Bank Groups Urge SEC to Repeal Cybersecurity Disclosure Rule

Five major U.S. banking advocacy groups, led by the American Bankers Association, have urged the Securities and Exchange Commission (SEC) to repeal its cybersecurity incident disclosure rule in a May 22 letter.  

The groups, including the Securities Industry and Financial Markets Association, Bank Policy Institute, Independent Community Bankers of America, and Institute of International Bankers, argue that the rule undermines national cybersecurity efforts and conflicts with confidential reporting meant to safeguard critical infrastructure.

The SEC’s rule from July 2023 says companies must quickly tell the public about cybersecurity problems if they encounter data breaches or hacks. Banking groups say this rule is problematic because it makes it difficult to handle incidents and collaborate with law enforcement. The rule also confuses people about which disclosures are required and which are optional. Hence, it creates uncertainty in the market. 

The banking groups have also argued that ransomware criminals are utilizing public disclosures to extort companies, increasing liability and insurance challenges, and discouraging open internal communication.

The groups specifically target the removal of “Item 1.05” from the SEC’s Form 8-K reporting requirements, used to inform investors of significant events, and similar rules for Form 6-K. They assert that investor interests would be better protected under the prior framework, which required disclosing only material cybersecurity incidents.

The rule also affects publicly listed cryptocurrency companies like Coinbase, which recently faced seven lawsuits after disclosing a phishing attack where hackers bribed staff to leak user data.

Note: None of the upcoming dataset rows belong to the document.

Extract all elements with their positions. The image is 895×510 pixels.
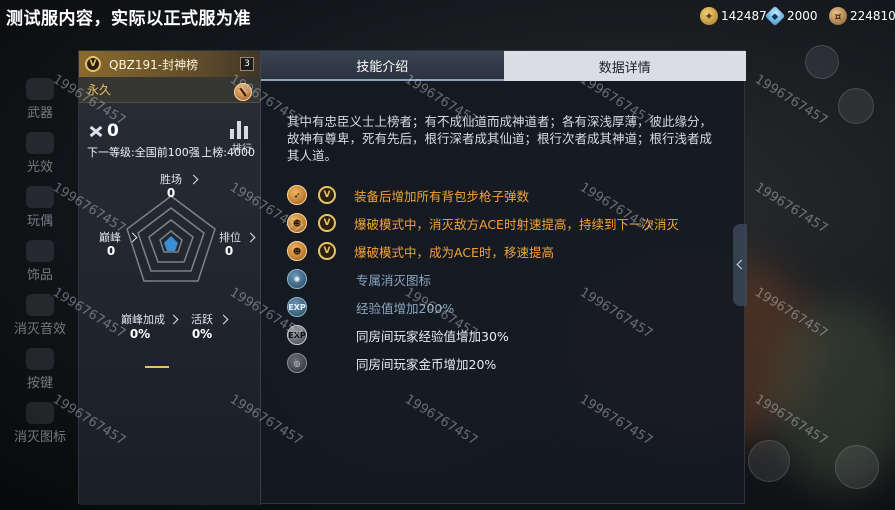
attribute-text: 经验值增加200%: [356, 300, 455, 316]
key-icon: [26, 348, 54, 370]
currency-coin: ¤ 224810: [829, 6, 895, 26]
light-effect-icon: [26, 132, 54, 154]
attribute-text: 爆破模式中，成为ACE时，移速提高: [354, 244, 554, 260]
currency-gold-value: 142487: [721, 9, 767, 23]
refresh-icon[interactable]: [748, 440, 790, 482]
tab-data-details[interactable]: 数据详情: [503, 51, 746, 81]
currency-diamond: ◆ 2000: [764, 5, 818, 27]
currency-diamond-value: 2000: [787, 9, 818, 23]
run-icon: ☻: [287, 241, 307, 261]
rank-up-text: 上榜:4000: [201, 146, 255, 159]
attribute-item: ◎ 同房间玩家金币增加20%: [287, 349, 727, 377]
v-badge-icon: V: [318, 214, 336, 232]
stat-rank-value: 0: [224, 244, 234, 258]
stat-wins-value: 0: [166, 186, 176, 200]
card-header: V QBZ191-封神榜 3: [79, 51, 260, 77]
tab-skill-intro[interactable]: 技能介绍: [261, 51, 504, 81]
attribute-item: ☻ V 爆破模式中，消灭敌方ACE时射速提高，持续到下一次消灭: [287, 209, 727, 237]
item-count: 3: [240, 57, 254, 71]
item-duration: 永久: [79, 77, 260, 103]
stat-rank-label: 排位: [219, 231, 241, 244]
next-tier-text: 下一等级:全国前100强: [87, 146, 200, 159]
nav-item-doll[interactable]: 玩偶: [0, 184, 80, 236]
attribute-item: ➶ V 装备后增加所有背包步枪子弹数: [287, 181, 727, 209]
attribute-text: 专属消灭图标: [356, 272, 432, 288]
collapse-panel-button[interactable]: [733, 224, 747, 306]
stats-radar: 胜场 0 巅峰 0 排位 0 巅峰加成 0% 活跃 0%: [79, 163, 261, 393]
skill-description: 其中有忠臣义士上榜者；有不成仙道而成神道者；各有深浅厚薄，彼此缘分，故神有尊卑，…: [287, 114, 713, 163]
stat-peak-label: 巅峰: [99, 231, 121, 244]
doll-icon: [26, 186, 54, 208]
medal-icon: [234, 83, 252, 101]
v-badge-icon: V: [85, 56, 101, 72]
leaderboard-icon[interactable]: [228, 117, 250, 139]
item-detail-panel: V QBZ191-封神榜 3 永久 0 排行 下一等级:全国前100强 上榜:4…: [78, 50, 746, 505]
player-mode-icon[interactable]: [838, 88, 874, 124]
v-badge-icon: V: [318, 186, 336, 204]
next-tier-row: 下一等级:全国前100强 上榜:4000: [87, 144, 255, 160]
kill-count-value: 0: [107, 121, 119, 141]
exp-icon: EXP: [287, 297, 307, 317]
gold-coin-icon: ✦: [700, 7, 718, 25]
kill-mark-icon: [26, 402, 54, 424]
ace-icon: ☻: [287, 213, 307, 233]
stat-wins-label: 胜场: [160, 173, 182, 186]
left-nav: 武器 光效 玩偶 饰品 消灭音效 按键 消灭图标: [0, 30, 80, 510]
attribute-text: 爆破模式中，消灭敌方ACE时射速提高，持续到下一次消灭: [354, 216, 679, 232]
exp-icon: EXP: [287, 325, 307, 345]
item-card: V QBZ191-封神榜 3 永久 0 排行 下一等级:全国前100强 上榜:4…: [79, 51, 261, 505]
detail-tabs: 技能介绍 数据详情: [261, 51, 746, 81]
currency-gold: ✦ 142487: [700, 6, 767, 26]
currency-coin-value: 224810: [850, 9, 895, 23]
coin-icon: ¤: [829, 7, 847, 25]
attribute-text: 装备后增加所有背包步枪子弹数: [354, 188, 530, 204]
bullet-icon: ➶: [287, 185, 307, 205]
accessory-icon: [26, 240, 54, 262]
stat-peak-value: 0: [106, 244, 116, 258]
crossed-swords-icon: [87, 122, 105, 140]
nav-item-kill-icon[interactable]: 消灭图标: [0, 400, 80, 452]
stat-active-label: 活跃: [191, 313, 213, 326]
page-indicator: [145, 366, 169, 368]
weapon-icon: [26, 78, 54, 100]
page-title: 测试服内容，实际以正式服为准: [6, 9, 251, 29]
nav-item-accessory[interactable]: 饰品: [0, 238, 80, 290]
item-name: QBZ191-封神榜: [109, 57, 199, 72]
stat-active-value: 0%: [191, 327, 213, 341]
nav-item-light[interactable]: 光效: [0, 130, 80, 182]
settings-icon[interactable]: [805, 45, 839, 79]
attribute-item: ✺ 专属消灭图标: [287, 265, 727, 293]
v-badge-icon: V: [318, 242, 336, 260]
nav-item-weapon[interactable]: 武器: [0, 76, 80, 128]
nav-item-keys[interactable]: 按键: [0, 346, 80, 398]
sound-icon: [26, 294, 54, 316]
kill-mark-icon: ✺: [287, 269, 307, 289]
attribute-list: ➶ V 装备后增加所有背包步枪子弹数 ☻ V 爆破模式中，消灭敌方ACE时射速提…: [287, 181, 727, 377]
diamond-icon: ◆: [764, 5, 786, 27]
attribute-item: EXP 同房间玩家经验值增加30%: [287, 321, 727, 349]
vehicle-icon[interactable]: [835, 445, 879, 489]
attribute-text: 同房间玩家经验值增加30%: [356, 328, 509, 344]
attribute-item: EXP 经验值增加200%: [287, 293, 727, 321]
stat-peak-bonus-value: 0%: [129, 327, 151, 341]
attribute-item: ☻ V 爆破模式中，成为ACE时，移速提高: [287, 237, 727, 265]
nav-item-kill-sound[interactable]: 消灭音效: [0, 292, 80, 344]
attribute-text: 同房间玩家金币增加20%: [356, 356, 497, 372]
kill-count: 0: [87, 121, 119, 141]
coin-icon: ◎: [287, 353, 307, 373]
stat-peak-bonus-label: 巅峰加成: [121, 313, 165, 326]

Coinbase, a cryptocurrency company, refused to pay hackers $20 million after they stole user data. This incident can cause the loss of up to $400 million to the company. 

If the SEC’s rule requiring quick public disclosure of such incidents is removed, companies like Coinbase could take more time to report these problems. Hence, this delay could reduce immediate public backlash and lawsuits. Banking groups say getting rid of the rule would help companies manage cybersecurity better while still protecting their investors.